All that said, I have source versions of all of the exception handlers at the moment so it might be possible to selectively route exceptions, and move just enough of the IP layer to IRAM that we can keep it running while SPI operations take place. I don't really like my chances though, the very simple ota_basic example uses 29KB of IRAM already!

I did some more experiments today, tried pre-emptively erasing all the flash then just calling write() with 256 byte (flash page size) buffers. This is better, erasing a 4KB sector takes ~40ms but writing a page only takes 500us. However it still starts dropping packets at some point, and the retry timer exponential backoff slowdowns kick in.

More investigation & understanding required I think...

@projectgus
Copy link
Contributor Author

Seeing you mention Arduino made me go and take a look there, too. They have their own OTA update protocol over UDP, which I'm guessing will pretty much avoid the problem. It just sends a chunk of the image as a UDP datagram, then waits for an "ack" datagram, then sends the next sector, etc. I'm almost certain this is because they've seen the same problem with dropped packets causing death-by-retry-timer. Maybe @igrr has some insight he can share here?

Rolling a custom UDP protocol might be the solution for now as well, although I'd like to support OTA updates via HTTPS some day (at least updates that don't take 15 minutes to complete).

@igrr
Copy link

igrr commented Jul 30, 2015

In Arduino core OTA update doesn't really happen fully over UDP. We have a UDP socket listening on ESP8266, waiting for an "invitation" packet all the time. When IDE wants to update the sketch, it sends this invitation packet (via python script) which contains sketch size and TCP port number. ESP catches this packet and connects to the TCP socket set up by python script (IP is taken from UDP header, port is passed in the packet itself). Once TCP connection is established, python script starts sending data.
The reason for using UDP for handshake is that on ESP, UDP socket takes up much less RAM than a TCP one, and also the number of TCP sockets is limited to 5, so we don't want to occupy one all the time.

@projectgus
Copy link
Contributor Author

Thanks for filling me in @igrr. My mistake for not reading the Python script more closely. Nice trick saving a TCP socket.

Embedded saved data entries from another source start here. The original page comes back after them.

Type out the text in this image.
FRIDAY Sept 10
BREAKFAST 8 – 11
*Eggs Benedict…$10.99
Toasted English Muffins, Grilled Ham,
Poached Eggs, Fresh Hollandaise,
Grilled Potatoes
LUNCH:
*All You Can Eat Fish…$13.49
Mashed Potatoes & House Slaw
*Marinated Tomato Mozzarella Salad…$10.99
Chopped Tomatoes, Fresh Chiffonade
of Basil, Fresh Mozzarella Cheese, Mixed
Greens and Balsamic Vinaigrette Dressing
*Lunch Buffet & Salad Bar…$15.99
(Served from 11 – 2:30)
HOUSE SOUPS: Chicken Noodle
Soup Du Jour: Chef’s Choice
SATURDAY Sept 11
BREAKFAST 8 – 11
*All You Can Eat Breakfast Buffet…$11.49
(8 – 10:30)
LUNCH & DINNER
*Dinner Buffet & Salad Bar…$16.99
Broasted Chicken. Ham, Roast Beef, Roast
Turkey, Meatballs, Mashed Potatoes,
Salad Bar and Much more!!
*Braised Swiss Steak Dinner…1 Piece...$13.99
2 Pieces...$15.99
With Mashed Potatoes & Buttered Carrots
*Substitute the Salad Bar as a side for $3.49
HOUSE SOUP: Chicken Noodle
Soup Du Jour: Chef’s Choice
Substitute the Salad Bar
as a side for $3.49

As I understand it, the TCP protocol still pauses after each "chunk" waiting for a 4 byte response from the ESP, so I'm guessing the effect is still similar to how I saw it - there's no sliding window in effect, and any time the ESP disables interrupts and might drop packets due to there are none in flight (because the client is still waiting for the in-band ack packet). Do you know if that's deliberate because of problems with dropped packets and retransmit times, if you didn't have the in-band acks?

@igrr
Copy link

igrr commented Jul 30, 2015

It used to work for me even without in-band ACKs, but some people reported that with other services running in background (e.g. mDNS) there were intermittent failures, which they resolved by adding these ACKs. I'm sure this was an ad-hoc solution, no one cared to analyze it down to network level, but overall you're right, it reduces the chance of dropped packets while writing to flash.

@projectgus
Copy link
Contributor Author

Thanks @igrr. Interesting, that seems to dovetail with the stuff you mentioned in the other Issue.

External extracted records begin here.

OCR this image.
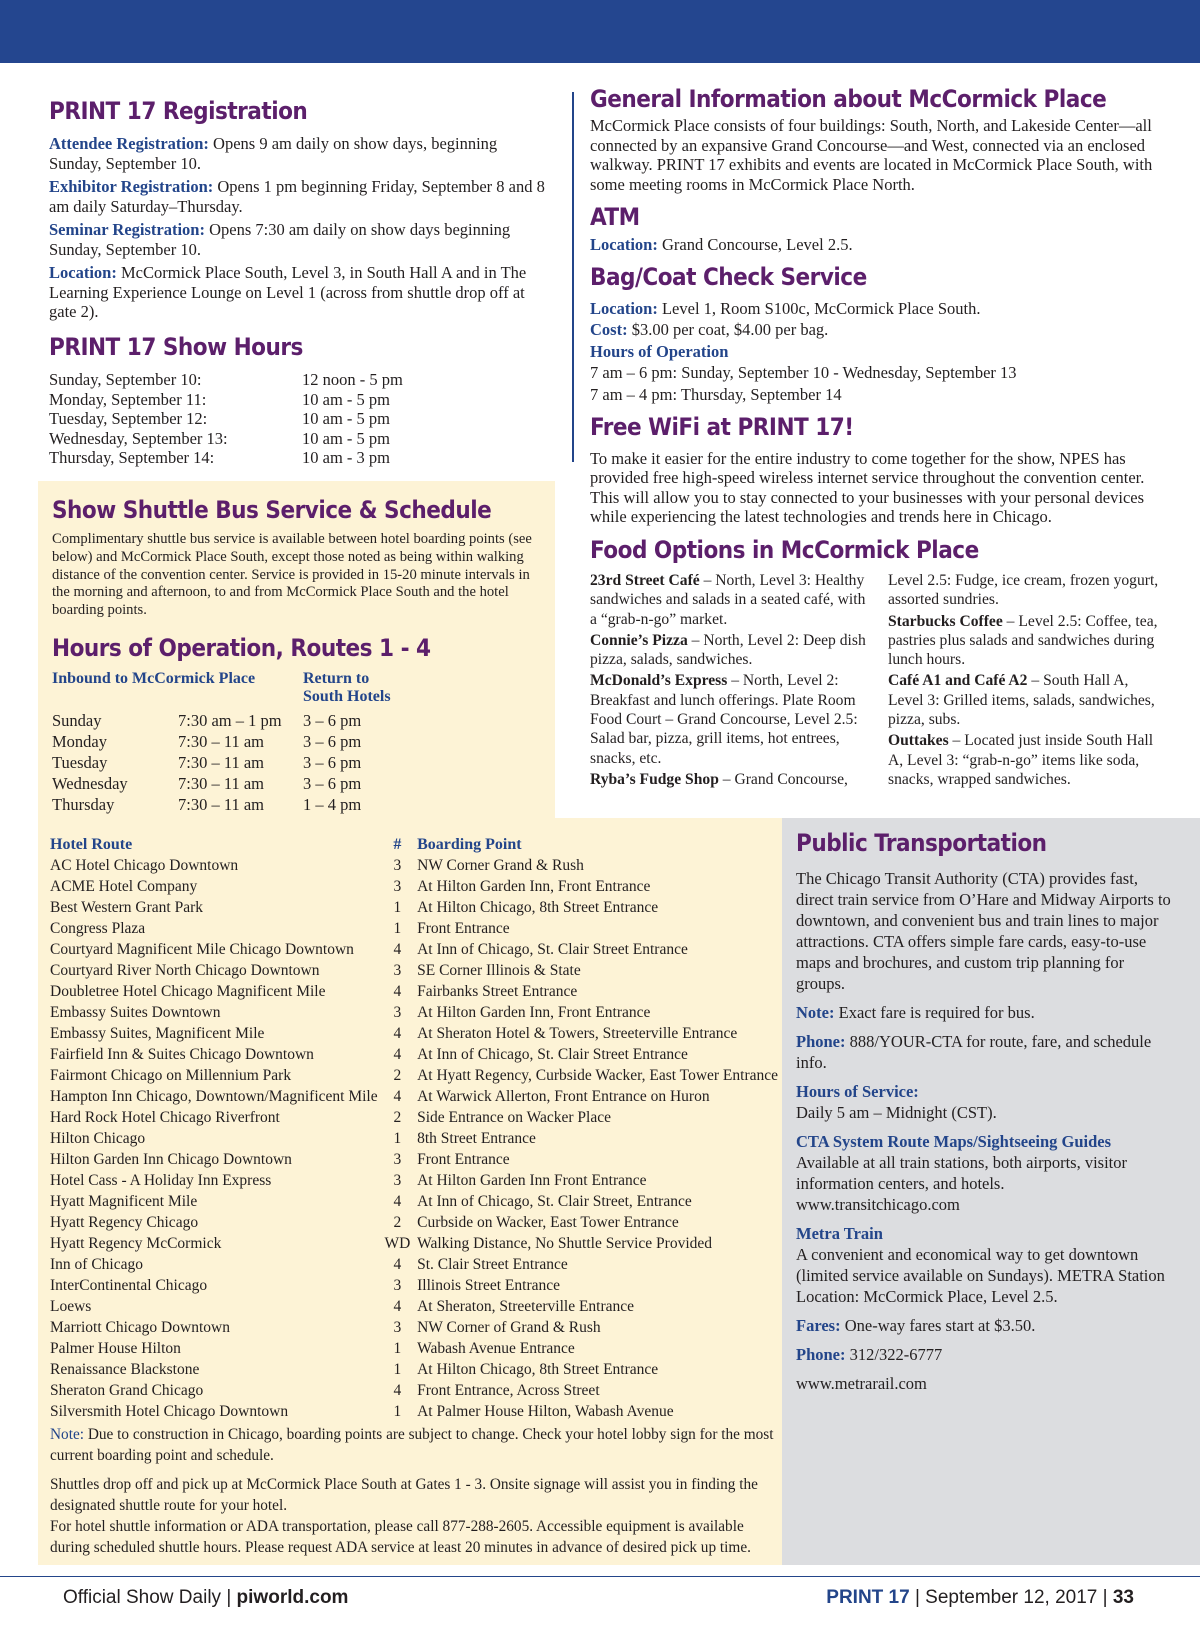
PRINT 17 Registration

Attendee Registration: Opens 9 am daily on show days, beginning Sunday, September 10.

Exhibitor Registration: Opens 1 pm beginning Friday, September 8 and 8 am daily Saturday–Thursday.

Seminar Registration: Opens 7:30 am daily on show days beginning Sunday, September 10.

Location: McCormick Place South, Level 3, in South Hall A and in The Learning Experience Lounge on Level 1 (across from shuttle drop off at gate 2).

PRINT 17 Show Hours
Sunday, September 10:	12 noon - 5 pm
Monday, September 11:	10 am - 5 pm
Tuesday, September 12:	10 am - 5 pm
Wednesday, September 13:	10 am - 5 pm
Thursday, September 14:	10 am - 3 pm
General Information about McCormick Place

McCormick Place consists of four buildings: South, North, and Lakeside Center—all connected by an expansive Grand Concourse—and West, connected via an enclosed walkway. PRINT 17 exhibits and events are located in McCormick Place South, with some meeting rooms in McCormick Place North.

ATM

Location: Grand Concourse, Level 2.5.

Bag/Coat Check Service

Location: Level 1, Room S100c, McCormick Place South.

Cost: $3.00 per coat, $4.00 per bag.

Hours of Operation

7 am – 6 pm: Sunday, September 10 - Wednesday, September 13

7 am – 4 pm: Thursday, September 14

Free WiFi at PRINT 17!

To make it easier for the entire industry to come together for the show, NPES has provided free high-speed wireless internet service throughout the convention center. This will allow you to stay connected to your businesses with your personal devices while experiencing the latest technologies and trends here in Chicago.

Food Options in McCormick Place

23rd Street Café – North, Level 3: Healthy sandwiches and salads in a seated café, with a “grab-n-go” market.

Connie’s Pizza – North, Level 2: Deep dish pizza, salads, sandwiches.

McDonald’s Express – North, Level 2: Breakfast and lunch offerings. Plate Room Food Court – Grand Concourse, Level 2.5: Salad bar, pizza, grill items, hot entrees, snacks, etc.

Ryba’s Fudge Shop – Grand Concourse,

Level 2.5: Fudge, ice cream, frozen yogurt, assorted sundries.

Starbucks Coffee – Level 2.5: Coffee, tea, pastries plus salads and sandwiches during lunch hours.

Café A1 and Café A2 – South Hall A, Level 3: Grilled items, salads, sandwiches, pizza, subs.

Outtakes – Located just inside South Hall A, Level 3: “grab-n-go” items like soda, snacks, wrapped sandwiches.

Show Shuttle Bus Service & Schedule

Complimentary shuttle bus service is available between hotel boarding points (see below) and McCormick Place South, except those noted as being within walking distance of the convention center. Service is provided in 15-20 minute intervals in the morning and afternoon, to and from McCormick Place South and the hotel boarding points.

Hours of Operation, Routes 1 - 4
Inbound to McCormick Place		Return to South Hotels

Sunday	7:30 am – 1 pm	3 – 6 pm
Monday	7:30 – 11 am	3 – 6 pm
Tuesday	7:30 – 11 am	3 – 6 pm
Wednesday	7:30 – 11 am	3 – 6 pm
Thursday	7:30 – 11 am	1 – 4 pm
Hotel Route	#	Boarding Point
AC Hotel Chicago Downtown	3	NW Corner Grand & Rush
ACME Hotel Company	3	At Hilton Garden Inn, Front Entrance
Best Western Grant Park	1	At Hilton Chicago, 8th Street Entrance
Congress Plaza	1	Front Entrance
Courtyard Magnificent Mile Chicago Downtown	4	At Inn of Chicago, St. Clair Street Entrance
Courtyard River North Chicago Downtown	3	SE Corner Illinois & State
Doubletree Hotel Chicago Magnificent Mile	4	Fairbanks Street Entrance
Embassy Suites Downtown	3	At Hilton Garden Inn, Front Entrance
Embassy Suites, Magnificent Mile	4	At Sheraton Hotel & Towers, Streeterville Entrance
Fairfield Inn & Suites Chicago Downtown	4	At Inn of Chicago, St. Clair Street Entrance
Fairmont Chicago on Millennium Park	2	At Hyatt Regency, Curbside Wacker, East Tower Entrance
Hampton Inn Chicago, Downtown/Magnificent Mile	4	At Warwick Allerton, Front Entrance on Huron
Hard Rock Hotel Chicago Riverfront	2	Side Entrance on Wacker Place
Hilton Chicago	1	8th Street Entrance
Hilton Garden Inn Chicago Downtown	3	Front Entrance
Hotel Cass - A Holiday Inn Express	3	At Hilton Garden Inn Front Entrance
Hyatt Magnificent Mile	4	At Inn of Chicago, St. Clair Street, Entrance
Hyatt Regency Chicago	2	Curbside on Wacker, East Tower Entrance
Hyatt Regency McCormick	WD	Walking Distance, No Shuttle Service Provided
Inn of Chicago	4	St. Clair Street Entrance
InterContinental Chicago	3	Illinois Street Entrance
Loews	4	At Sheraton, Streeterville Entrance
Marriott Chicago Downtown	3	NW Corner of Grand & Rush
Palmer House Hilton	1	Wabash Avenue Entrance
Renaissance Blackstone	1	At Hilton Chicago, 8th Street Entrance
Sheraton Grand Chicago	4	Front Entrance, Across Street
Silversmith Hotel Chicago Downtown	1	At Palmer House Hilton, Wabash Avenue

Note: Due to construction in Chicago, boarding points are subject to change. Check your hotel lobby sign for the most current boarding point and schedule.

Shuttles drop off and pick up at McCormick Place South at Gates 1 - 3. Onsite signage will assist you in finding the designated shuttle route for your hotel.

For hotel shuttle information or ADA transportation, please call 877-288-2605. Accessible equipment is available during scheduled shuttle hours. Please request ADA service at least 20 minutes in advance of desired pick up time.

Public Transportation

The Chicago Transit Authority (CTA) provides fast, direct train service from O’Hare and Midway Airports to downtown, and convenient bus and train lines to major attractions. CTA offers simple fare cards, easy-to-use maps and brochures, and custom trip planning for groups.

Note: Exact fare is required for bus.

Phone: 888/YOUR-CTA for route, fare, and schedule info.

Hours of Service:
Daily 5 am – Midnight (CST).

CTA System Route Maps/Sightseeing Guides
Available at all train stations, both airports, visitor information centers, and hotels.
www.transitchicago.com

Metra Train
A convenient and economical way to get downtown (limited service available on Sundays). METRA Station Location: McCormick Place, Level 2.5.

Fares: One-way fares start at $3.50.

Phone: 312/322-6777

www.metrarail.com

Official Show Daily | piworld.com	PRINT 17 | September 12, 2017 | 33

I thought about this some more. I think the "correct" way to fix the problem is to transmit an 802.11 null frame with the power management flag set, which tells the AP not to send any more frames to us until after we transmit again.

Something like:

disable_interrupts()
send_nullframe(PM flag = 1)
do_flash_ops()
enable_interrupts()
send_nullframe(PM flag = 0)

Hacking around, I can call pm_send_nullfunc(1) (libpp.a) and successfully see a single nullframe sent with the PM flag set. However sending the nullframe changes something in the internal state, the WiFi keeps working normally but further calls to pm_send_nullfunc(0) & pm_send_nullfunc(1) don't transmit anything.

There is also ieee80211_send_nulldata(node) in libnet80211, ie higher layer version of the same thing. Calling this function I can send null frames any number of times, but the PM flag is always cleared in them. In the internals of ieee80211_send_nulldata()` I can see that the PM flag (0x20) is set in the frame header depending on at least two other pieces of internal state, but I can't figure out how these get set.

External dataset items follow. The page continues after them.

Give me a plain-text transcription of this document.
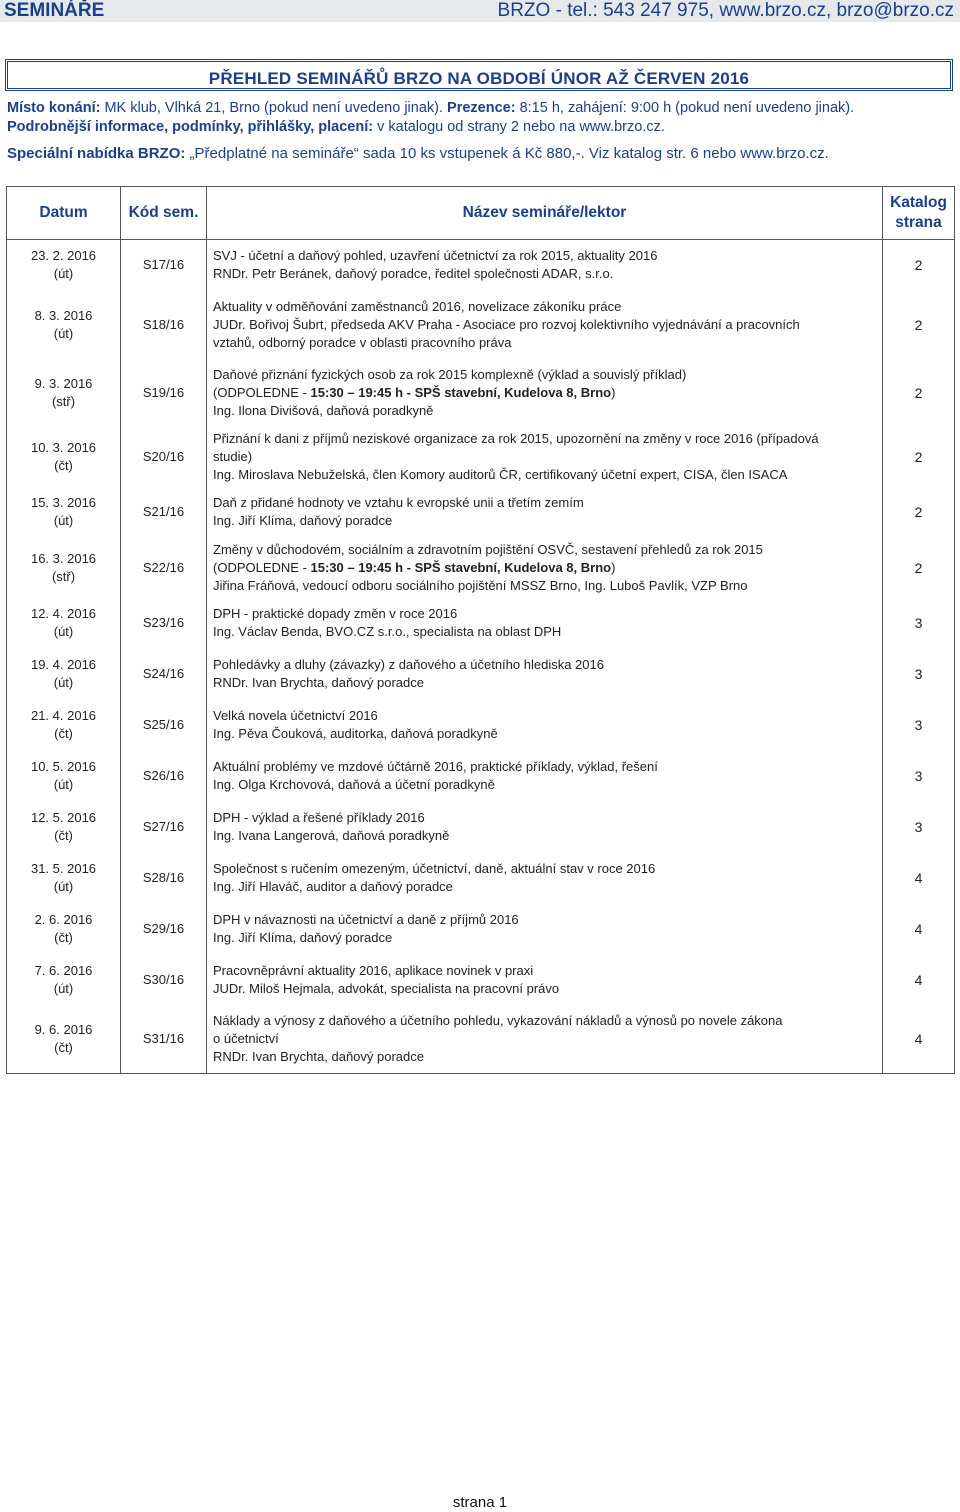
SEMINÁŘE	BRZO - tel.: 543 247 975, www.brzo.cz, brzo@brzo.cz
PŘEHLED SEMINÁŘŮ BRZO NA OBDOBÍ ÚNOR AŽ ČERVEN 2016
Místo konání: MK klub, Vlhká 21, Brno (pokud není uvedeno jinak). Prezence: 8:15 h, zahájení: 9:00 h (pokud není uvedeno jinak).
Podrobnější informace, podmínky, přihlášky, placení: v katalogu od strany 2 nebo na www.brzo.cz.
Speciální nabídka BRZO: „Předplatné na semináře“ sada 10 ks vstupenek á Kč 880,-. Viz katalog str. 6 nebo www.brzo.cz.
Datum	Kód sem.	Název semináře/lektor	Katalog
strana

23. 2. 2016
(út)	S17/16	SVJ - účetní a daňový pohled, uzavření účetnictví za rok 2015, aktuality 2016
RNDr. Petr Beránek, daňový poradce, ředitel společnosti ADAR, s.r.o.	2

8. 3. 2016
(út)	S18/16	Aktuality v odměňování zaměstnanců 2016, novelizace zákoníku práce
JUDr. Bořivoj Šubrt, předseda AKV Praha - Asociace pro rozvoj kolektivního vyjednávání a pracovních
vztahů, odborný poradce v oblasti pracovního práva	2

9. 3. 2016
(stř)	S19/16	Daňové přiznání fyzických osob za rok 2015 komplexně (výklad a souvislý příklad)
(ODPOLEDNE - 15:30 – 19:45 h - SPŠ stavební, Kudelova 8, Brno)
Ing. Ilona Divišová, daňová poradkyně	2

10. 3. 2016
(čt)	S20/16	Přiznání k dani z příjmů neziskové organizace za rok 2015, upozornění na změny v roce 2016 (případová
studie)
Ing. Miroslava Nebuželská, člen Komory auditorů ČR, certifikovaný účetní expert, CISA, člen ISACA	2

15. 3. 2016
(út)	S21/16	Daň z přidané hodnoty ve vztahu k evropské unii a třetím zemím
Ing. Jiří Klíma, daňový poradce	2

16. 3. 2016
(stř)	S22/16	Změny v důchodovém, sociálním a zdravotním pojištění OSVČ, sestavení přehledů za rok 2015
(ODPOLEDNE - 15:30 – 19:45 h - SPŠ stavební, Kudelova 8, Brno)
Jiřina Fráňová, vedoucí odboru sociálního pojištění MSSZ Brno, Ing. Luboš Pavlík, VZP Brno	2

12. 4. 2016
(út)	S23/16	DPH - praktické dopady změn v roce 2016
Ing. Václav Benda, BVO.CZ s.r.o., specialista na oblast DPH	3

19. 4. 2016
(út)	S24/16	Pohledávky a dluhy (závazky) z daňového a účetního hlediska 2016
RNDr. Ivan Brychta, daňový poradce	3

21. 4. 2016
(čt)	S25/16	Velká novela účetnictví 2016
Ing. Pěva Čouková, auditorka, daňová poradkyně	3

10. 5. 2016
(út)	S26/16	Aktuální problémy ve mzdové účtárně 2016, praktické příklady, výklad, řešení
Ing. Olga Krchovová, daňová a účetní poradkyně	3

12. 5. 2016
(čt)	S27/16	DPH - výklad a řešené příklady 2016
Ing. Ivana Langerová, daňová poradkyně	3

31. 5. 2016
(út)	S28/16	Společnost s ručením omezeným, účetnictví, daně, aktuální stav v roce 2016
Ing. Jiří Hlaváč, auditor a daňový poradce	4

2. 6. 2016
(čt)	S29/16	DPH v návaznosti na účetnictví a daně z příjmů 2016
Ing. Jiří Klíma, daňový poradce	4

7. 6. 2016
(út)	S30/16	Pracovněprávní aktuality 2016, aplikace novinek v praxi
JUDr. Miloš Hejmala, advokát, specialista na pracovní právo	4

9. 6. 2016
(čt)	S31/16	Náklady a výnosy z daňového a účetního pohledu, vykazování nákladů a výnosů po novele zákona
o účetnictví
RNDr. Ivan Brychta, daňový poradce	4
strana 1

There may be similar ways to get the same result just by just disabling the wifi radio (even without setting the PM flag, if the 802.11 frames aren't ACKed then the AP should retry them a few more times at short intervals before dropping them entirely, all at the frame layer.) I can't find a legit way to disable the radio temporarily though, pm_set_sleep(4) gets called during ADC operation (test_tout) but doesn't seem to do much. Ditto wDev_DisableRx & wDev_DisableTransmit.

I'm going to drop this approach for now and probably go for a synchronous protocol with in-band ACKs, similar to Arduino, but it'd be good to revisit some time in the future.

@projectgus
Copy link
Contributor Author

OTA updates are now supported via TFTP server on the ESP, working with rboot. Seems stable.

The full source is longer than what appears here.